DDoS attacks on rise due to COVID-19
The amount of distributed denial of service attacks (DDoS) rose at the beginning of this year primarily on education and municipal sites.
The overall number of distributed denial of service attacks (DDoS) grew during the first three months of this year, with a significant spike in attacks on educational and municipal sites, according to a Kaspersky report. Researchers attribute this growth to the COVID-19 pandemic as a majority of people are working from home and heavily reliant on digital resources.
The pandemic has caused almost all activities to shift online, and cyber attackers are stepping up to the challenge. They have leveraged the increased demand in online resources to conduct attacks on vital digital services as well as those growing in popularity.
For instance, the U.S. government’s Department of Health and Human Services, a group of hospitals in Paris and servers of an online game were all targets of DDoS attacks in February and March.
There was also notable growth in attacks on educational resources and official municipal websites. In Q1 2020, this number tripled compared to the same period in 2019, and the share of such attacks amounted to 19 percent of the total number of incidents in Q1 2020.
In general, DDoS attacks in Q1 2020 has increased. During this period, Kaspersky DDoS Protection detected and blocked double the amount of attacks than in Q4 2019, and 80% more in comparison with Q1 2019. The average duration of attacks also grew with Q1 2020 DDoS attacks lasting 25% longer than in Q1 2019.
“Outage of Internet services can be especially challenging for businesses now, because this is often the only way to make goods and services available to their customers,” said Alexey Kiselev, business development manager for Kaspersky DDoS Protection. “In addition, widespread adoption of remote working opens new vectors for those responsible for carrying out DDoS attacks. Previously most attacks were conducted against the public-facing resources of companies. We now see that DDoS attacks target internal infrastructure elements, for example, corporate VPN gateways or email servers.”

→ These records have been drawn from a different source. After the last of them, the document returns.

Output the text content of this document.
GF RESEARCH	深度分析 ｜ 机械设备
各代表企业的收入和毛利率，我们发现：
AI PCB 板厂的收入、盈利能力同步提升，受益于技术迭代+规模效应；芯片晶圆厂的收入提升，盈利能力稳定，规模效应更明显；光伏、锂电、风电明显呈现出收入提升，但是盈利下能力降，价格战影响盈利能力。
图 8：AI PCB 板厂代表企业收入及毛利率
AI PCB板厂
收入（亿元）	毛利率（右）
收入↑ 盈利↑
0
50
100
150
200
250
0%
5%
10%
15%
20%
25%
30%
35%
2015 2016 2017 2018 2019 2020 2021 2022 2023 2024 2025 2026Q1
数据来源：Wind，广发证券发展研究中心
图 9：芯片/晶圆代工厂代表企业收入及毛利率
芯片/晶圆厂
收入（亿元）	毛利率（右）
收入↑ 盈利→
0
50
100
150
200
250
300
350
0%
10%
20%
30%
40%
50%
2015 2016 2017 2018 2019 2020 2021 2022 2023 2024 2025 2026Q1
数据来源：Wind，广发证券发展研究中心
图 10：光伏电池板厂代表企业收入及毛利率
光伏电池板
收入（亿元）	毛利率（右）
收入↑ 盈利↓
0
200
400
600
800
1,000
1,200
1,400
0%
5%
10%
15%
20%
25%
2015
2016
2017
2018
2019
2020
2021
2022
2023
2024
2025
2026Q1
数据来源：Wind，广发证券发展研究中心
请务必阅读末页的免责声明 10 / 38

To help organizations protect themselves from DDoS attacks during this spike of activity while staff work from home, Kaspersky recommends the following measures
- Do not panic. Unexpected traffic peaks may look like a DDoS attack, but these instances can be caused by legitimate users. They can visit resources which were not as popular before at times they were not previously accessing them
- Conduct a fault tolerance analysis of your infrastructure to identify weak nodes and increase their reliability. Attack vectors and traffic peaks are changing, so some resources may work unstably.
- Consider DDoS protection for your non-public services. Their importance to business continuity may increase, making them a target for malefactors.